L’attuale minimo ha portato alla rottura di una serie di supporti: il primo era 1.900 USDT e il secondo 1.745 USDT. A livello tecnico c’è ancora un livello in area 1.330 USDT, ma attualmente il prezzo si è fermato prima ed è sostanzialmente nel vuoto.
Il calo del mondo crypto legato a Ethereum
Non è solo Ethereum a soffrire. Anche i principali Layer 2 della rete, le soluzioni di scalabilità costruite sopra Ethereum, stanno vivendo una fase difficile. Da inizio anno il quadro è pesante per tutto il comparto, senza eccezioni.

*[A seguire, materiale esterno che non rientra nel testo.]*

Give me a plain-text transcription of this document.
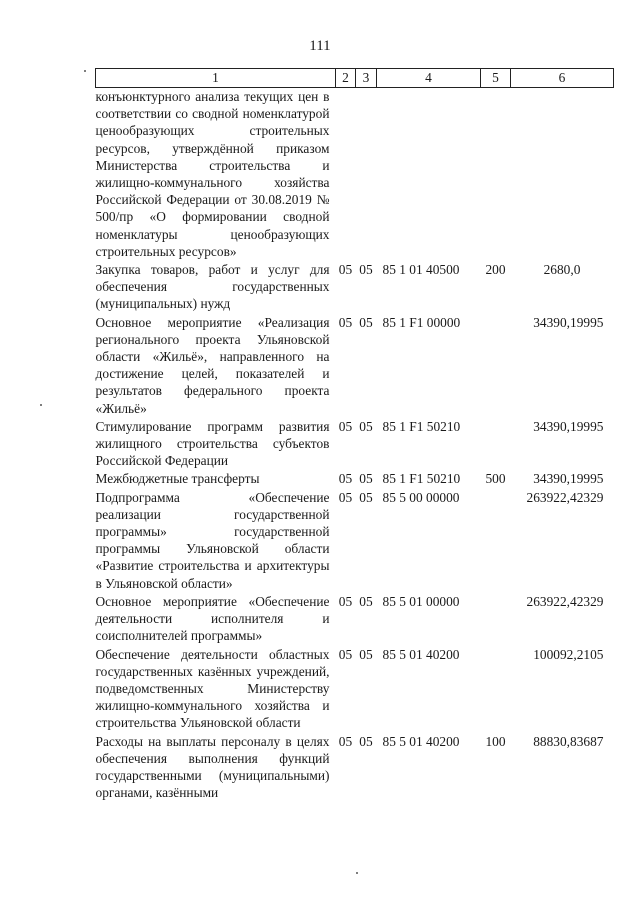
111
1	2	3	4	5	6
конъюнктурного анализа текущих цен в соответствии со сводной номенклатурой ценообразующих строительных ресурсов, утверждённой приказом Министерства строительства и жилищно-коммунального хозяйства Российской Федерации от 30.08.2019 № 500/пр «О формировании сводной номенклатуры ценообразующих строительных ресурсов»					
Закупка товаров, работ и услуг для обеспечения государственных (муниципальных) нужд	05	05	85 1 01 40500	200	2680,0
Основное мероприятие «Реализация регионального проекта Ульяновской области «Жильё», направленного на достижение целей, показателей и результатов федерального проекта «Жильё»	05	05	85 1 F1 00000		34390,19995
Стимулирование программ развития жилищного строительства субъектов Российской Федерации	05	05	85 1 F1 50210		34390,19995
Межбюджетные трансферты	05	05	85 1 F1 50210	500	34390,19995
Подпрограмма «Обеспечение реализации государственной программы» государственной программы Ульяновской области «Развитие строительства и архитектуры в Ульяновской области»	05	05	85 5 00 00000		263922,42329
Основное мероприятие «Обеспечение деятельности исполнителя и соисполнителей программы»	05	05	85 5 01 00000		263922,42329
Обеспечение деятельности областных государственных казённых учреждений, подведомственных Министерству жилищно-коммунального хозяйства и строительства Ульяновской области	05	05	85 5 01 40200		100092,2105
Расходы на выплаты персоналу в целях обеспечения выполнения функций государственными (муниципальными) органами, казёнными	05	05	85 5 01 40200	100	88830,83687
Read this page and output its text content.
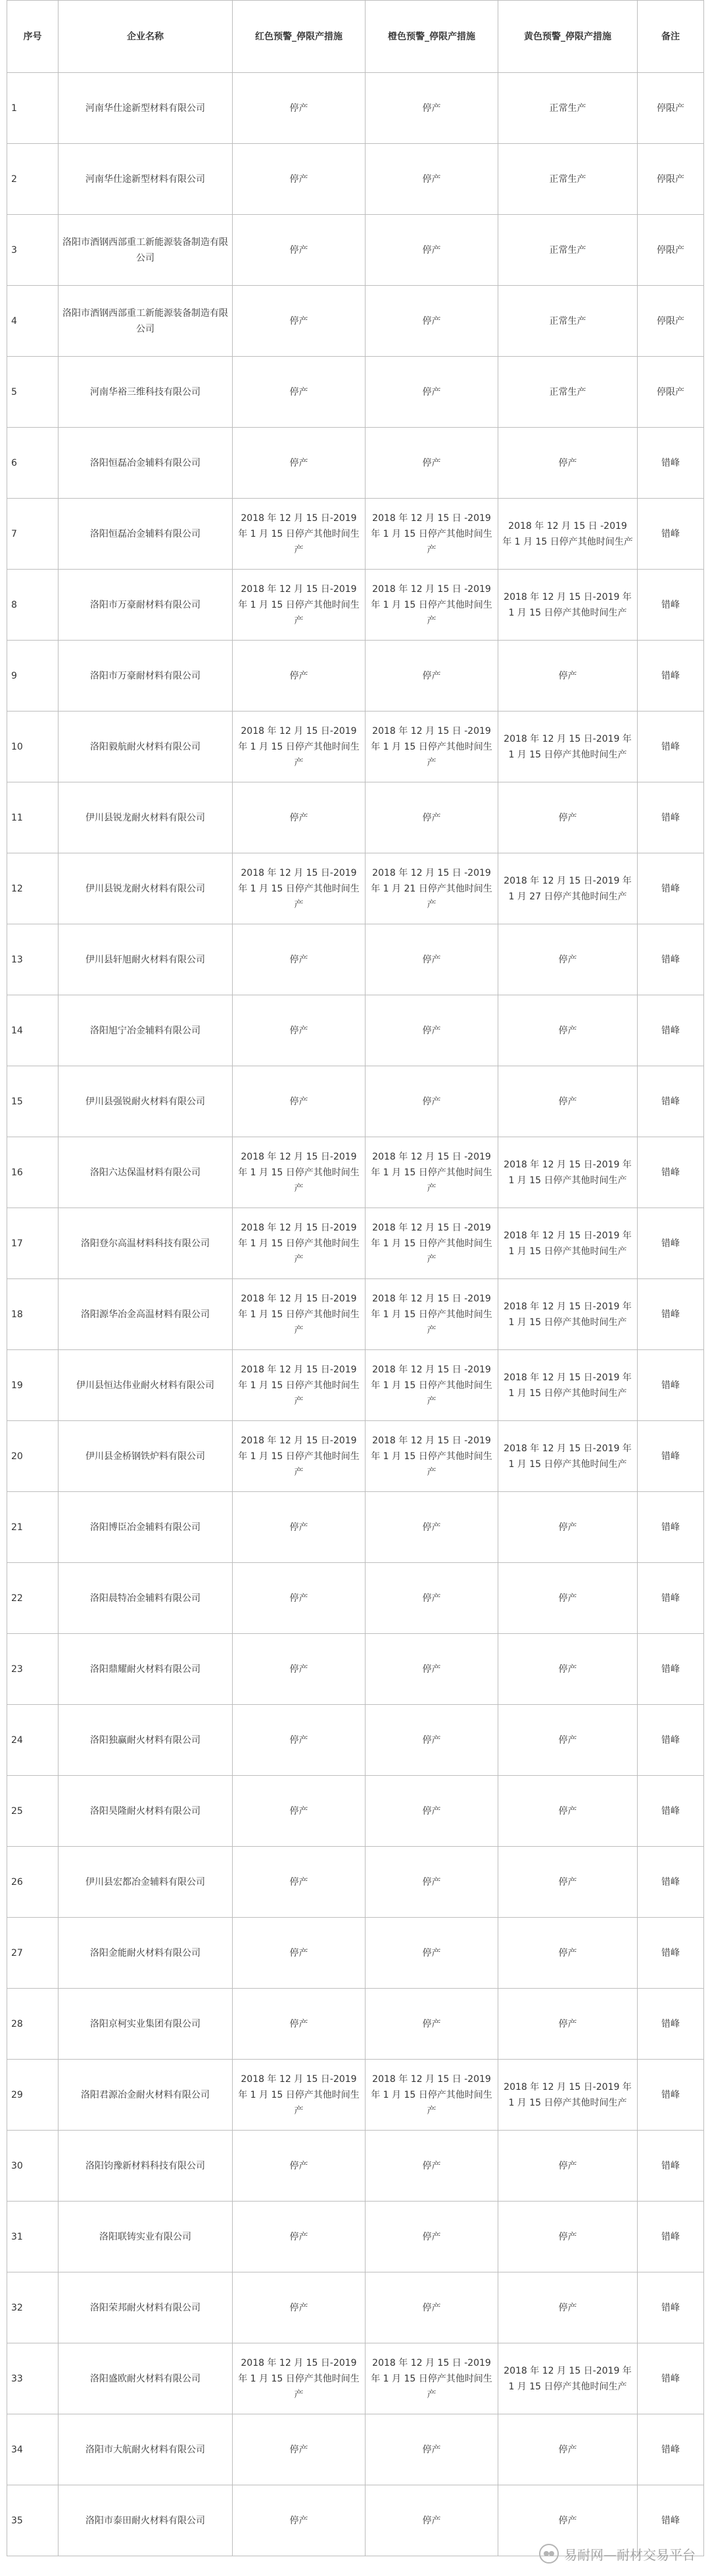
序号	企业名称	红色预警_停限产措施	橙色预警_停限产措施	黄色预警_停限产措施	备注
1	河南华仕途新型材料有限公司	停产	停产	正常生产	停限产
2	河南华仕途新型材料有限公司	停产	停产	正常生产	停限产
3	洛阳市酒钢西部重工新能源装备制造有限公司	停产	停产	正常生产	停限产
4	洛阳市酒钢西部重工新能源装备制造有限公司	停产	停产	正常生产	停限产
5	河南华裕三维科技有限公司	停产	停产	正常生产	停限产
6	洛阳恒磊冶金辅料有限公司	停产	停产	停产	错峰
7	洛阳恒磊冶金辅料有限公司	2018 年 12 月 15 日-2019 年 1 月 15 日停产其他时间生产	2018 年 12 月 15 日 -2019 年 1 月 15 日停产其他时间生产	2018 年 12 月 15 日 -2019 年 1 月 15 日停产其他时间生产	错峰
8	洛阳市万豪耐材料有限公司	2018 年 12 月 15 日-2019 年 1 月 15 日停产其他时间生产	2018 年 12 月 15 日 -2019 年 1 月 15 日停产其他时间生产	2018 年 12 月 15 日-2019 年 1 月 15 日停产其他时间生产	错峰
9	洛阳市万豪耐材料有限公司	停产	停产	停产	错峰
10	洛阳毅航耐火材料有限公司	2018 年 12 月 15 日-2019 年 1 月 15 日停产其他时间生产	2018 年 12 月 15 日 -2019 年 1 月 15 日停产其他时间生产	2018 年 12 月 15 日-2019 年 1 月 15 日停产其他时间生产	错峰
11	伊川县锐龙耐火材料有限公司	停产	停产	停产	错峰
12	伊川县锐龙耐火材料有限公司	2018 年 12 月 15 日-2019 年 1 月 15 日停产其他时间生产	2018 年 12 月 15 日 -2019 年 1 月 21 日停产其他时间生产	2018 年 12 月 15 日-2019 年 1 月 27 日停产其他时间生产	错峰
13	伊川县轩旭耐火材料有限公司	停产	停产	停产	错峰
14	洛阳旭宁冶金辅料有限公司	停产	停产	停产	错峰
15	伊川县强锐耐火材料有限公司	停产	停产	停产	错峰
16	洛阳六达保温材料有限公司	2018 年 12 月 15 日-2019 年 1 月 15 日停产其他时间生产	2018 年 12 月 15 日 -2019 年 1 月 15 日停产其他时间生产	2018 年 12 月 15 日-2019 年 1 月 15 日停产其他时间生产	错峰
17	洛阳登尔高温材料科技有限公司	2018 年 12 月 15 日-2019 年 1 月 15 日停产其他时间生产	2018 年 12 月 15 日 -2019 年 1 月 15 日停产其他时间生产	2018 年 12 月 15 日-2019 年 1 月 15 日停产其他时间生产	错峰
18	洛阳源华冶金高温材料有限公司	2018 年 12 月 15 日-2019 年 1 月 15 日停产其他时间生产	2018 年 12 月 15 日 -2019 年 1 月 15 日停产其他时间生产	2018 年 12 月 15 日-2019 年 1 月 15 日停产其他时间生产	错峰
19	伊川县恒达伟业耐火材料有限公司	2018 年 12 月 15 日-2019 年 1 月 15 日停产其他时间生产	2018 年 12 月 15 日 -2019 年 1 月 15 日停产其他时间生产	2018 年 12 月 15 日-2019 年 1 月 15 日停产其他时间生产	错峰
20	伊川县金桥钢铁炉料有限公司	2018 年 12 月 15 日-2019 年 1 月 15 日停产其他时间生产	2018 年 12 月 15 日 -2019 年 1 月 15 日停产其他时间生产	2018 年 12 月 15 日-2019 年 1 月 15 日停产其他时间生产	错峰
21	洛阳博臣冶金辅料有限公司	停产	停产	停产	错峰
22	洛阳晨特冶金辅料有限公司	停产	停产	停产	错峰
23	洛阳鼎耀耐火材料有限公司	停产	停产	停产	错峰
24	洛阳独赢耐火材料有限公司	停产	停产	停产	错峰
25	洛阳昊隆耐火材料有限公司	停产	停产	停产	错峰
26	伊川县宏都冶金辅料有限公司	停产	停产	停产	错峰
27	洛阳金能耐火材料有限公司	停产	停产	停产	错峰
28	洛阳京柯实业集团有限公司	停产	停产	停产	错峰
29	洛阳君源冶金耐火材料有限公司	2018 年 12 月 15 日-2019 年 1 月 15 日停产其他时间生产	2018 年 12 月 15 日 -2019 年 1 月 15 日停产其他时间生产	2018 年 12 月 15 日-2019 年 1 月 15 日停产其他时间生产	错峰
30	洛阳钧豫新材料科技有限公司	停产	停产	停产	错峰
31	洛阳联铸实业有限公司	停产	停产	停产	错峰
32	洛阳荣邦耐火材料有限公司	停产	停产	停产	错峰
33	洛阳盛欧耐火材料有限公司	2018 年 12 月 15 日-2019 年 1 月 15 日停产其他时间生产	2018 年 12 月 15 日 -2019 年 1 月 15 日停产其他时间生产	2018 年 12 月 15 日-2019 年 1 月 15 日停产其他时间生产	错峰
34	洛阳市大航耐火材料有限公司	停产	停产	停产	错峰
35	洛阳市泰田耐火材料有限公司	停产	停产	停产	错峰
易耐网—耐材交易平台
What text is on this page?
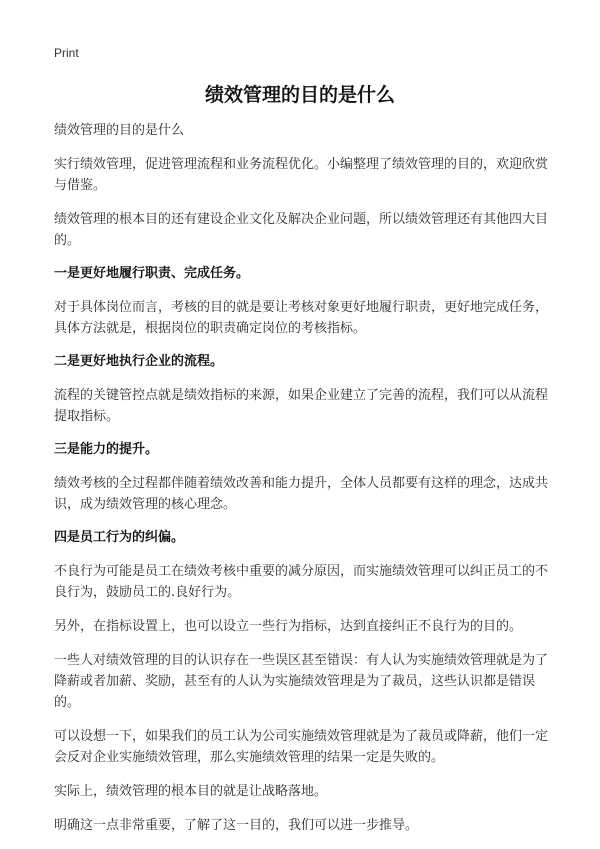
Print
绩效管理的目的是什么

绩效管理的目的是什么

实行绩效管理，促进管理流程和业务流程优化。小编整理了绩效管理的目的，欢迎欣赏与借鉴。

绩效管理的根本目的还有建设企业文化及解决企业问题，所以绩效管理还有其他四大目的。

一是更好地履行职责、完成任务。

对于具体岗位而言，考核的目的就是要让考核对象更好地履行职责，更好地完成任务，具体方法就是，根据岗位的职责确定岗位的考核指标。

二是更好地执行企业的流程。

流程的关键管控点就是绩效指标的来源，如果企业建立了完善的流程，我们可以从流程提取指标。

三是能力的提升。

绩效考核的全过程都伴随着绩效改善和能力提升，全体人员都要有这样的理念，达成共识，成为绩效管理的核心理念。

四是员工行为的纠偏。

不良行为可能是员工在绩效考核中重要的减分原因，而实施绩效管理可以纠正员工的不良行为，鼓励员工的.良好行为。

另外，在指标设置上，也可以设立一些行为指标，达到直接纠正不良行为的目的。

一些人对绩效管理的目的认识存在一些误区甚至错误：有人认为实施绩效管理就是为了降薪或者加薪、奖励，甚至有的人认为实施绩效管理是为了裁员，这些认识都是错误的。

可以设想一下，如果我们的员工认为公司实施绩效管理就是为了裁员或降薪，他们一定会反对企业实施绩效管理，那么实施绩效管理的结果一定是失败的。

实际上，绩效管理的根本目的就是让战略落地。

明确这一点非常重要，了解了这一目的，我们可以进一步推导。
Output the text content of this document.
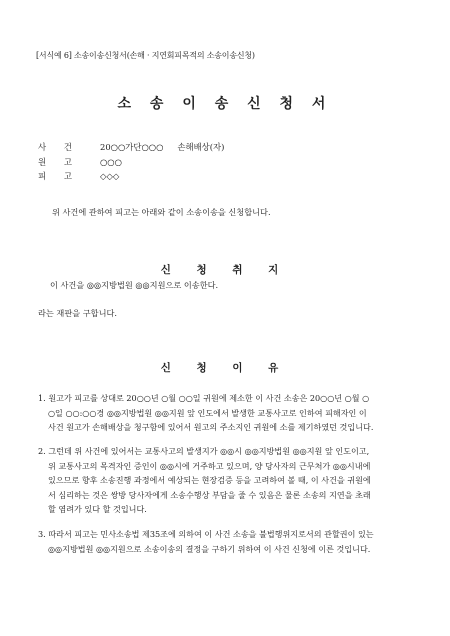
[서식예 6] 소송이송신청서(손해 · 지연회피목적의 소송이송신청)
소 송 이 송 신 청 서
사 건	20○○가단○○○ 손해배상(자)
원 고	○○○
피 고	◇◇◇
위 사건에 관하여 피고는 아래와 같이 소송이송을 신청합니다.
신 청 취 지
이 사건을 ◎◎지방법원 ◎◎지원으로 이송한다.
라는 재판을 구합니다.
신 청 이 유
1. 원고가 피고를 상대로 20○○년 ○월 ○○일 귀원에 제소한 이 사건 소송은 20○○년 ○월 ○
○일 ○○:○○경 ◎◎지방법원 ◎◎지원 앞 인도에서 발생한 교통사고로 인하여 피해자인 이
사건 원고가 손해배상을 청구함에 있어서 원고의 주소지인 귀원에 소를 제기하였던 것입니다.
2. 그런데 위 사건에 있어서는 교통사고의 발생지가 ◎◎시 ◎◎지방법원 ◎◎지원 앞 인도이고,
위 교통사고의 목격자인 증인이 ◎◎시에 거주하고 있으며, 양 당사자의 근무처가 ◎◎시내에
있으므로 향후 소송진행 과정에서 예상되는 현장검증 등을 고려하여 볼 때, 이 사건을 귀원에
서 심리하는 것은 쌍방 당사자에게 소송수행상 부담을 줄 수 있음은 물론 소송의 지연을 초래
할 염려가 있다 할 것입니다.
3. 따라서 피고는 민사소송법 제35조에 의하여 이 사건 소송을 불법행위지로서의 관할권이 있는
◎◎지방법원 ◎◎지원으로 소송이송의 결정을 구하기 위하여 이 사건 신청에 이른 것입니다.
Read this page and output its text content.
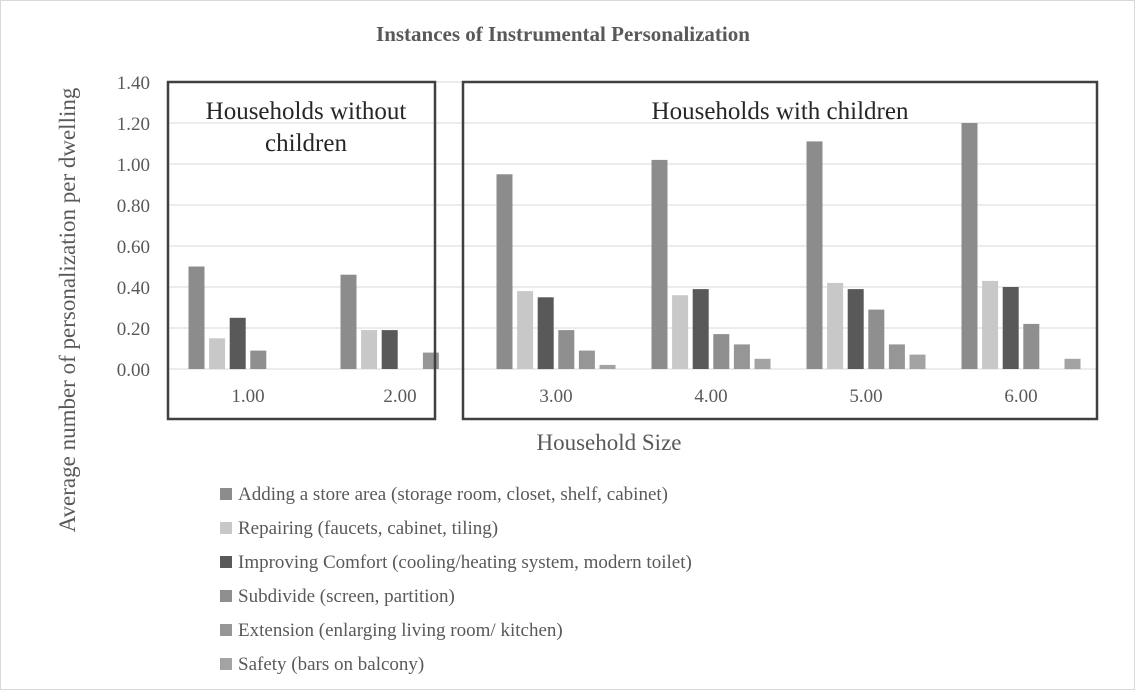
Instances of Instrumental Personalization
Households without
children
Households with children
0.00
0.20
0.40
0.60
0.80
1.00
1.20
1.40
1.00	2.00	3.00	4.00	5.00	6.00
Average number of personalization per dwelling	Household Size
Adding a store area (storage room, closet, shelf, cabinet)
Repairing (faucets, cabinet, tiling)
Improving Comfort (cooling/heating system, modern toilet)
Subdivide (screen, partition)
Extension (enlarging living room/ kitchen)
Safety (bars on balcony)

Arbitrum (ARB) è il più grande Layer 2 per valore depositato e il principale hub della DeFi dove si appoggiano protocolli come Uniswap e Aave. Eppure da inizio 2026 cede -53,61%, facendo peggio di Ethereum.

Arbitrum e Optimism guidano i ribassi
Optimism (OP) è il cuore della Superchain, l’architettura modulare che ospita anche altre reti come Base. Da gennaio è la più penalizzata, a -59,39%. Sul breve, però, si registrano dei rimbalzi, infatti su base weekly OP segna +13,33% e ARB +5,47%.
Gli altri Layer 2 amplificano il movimento
Stesso copione per gli altri token minori, come Starknet (STRK) che perde -55,87% da inizio anno, così come zkSync (ZK) -59,23% e Linea (LINEA) -58,64%. Tutti stanno facendo peggio del -43,40% di Ethereum. Nelle fasi discendenti questi token amplificano il calo della loro blockchain principale, mostrando quello che in gergo si dice un beta più elevato.
Scenario di breve e resistenze di ETH
Sul grafico si possono anche osservare le resistenze di breve termine. Il primo livello passa in area 1.715 USDT e ha bloccato il prezzo di ETH la settimana scorsa, fermando il rimbalzo dei giorni scorsi. Abbiamo anche evidenziato un’area di congestione all’interno della quale ETH si sta muovendo.
Tuttavia, la prima resistenza più rilevante per dare un segnale di partenza passa in area 1.780 USDT e la successiva si ritrova in area 1.870 USDT. Per non allungare questi tentativi di possibile ripartenza, ETH non deve rompere al ribasso l’area dei 1.600 USDT, altrimenti probabilmente si ritroverà sui minimi precedenti se non più in basso.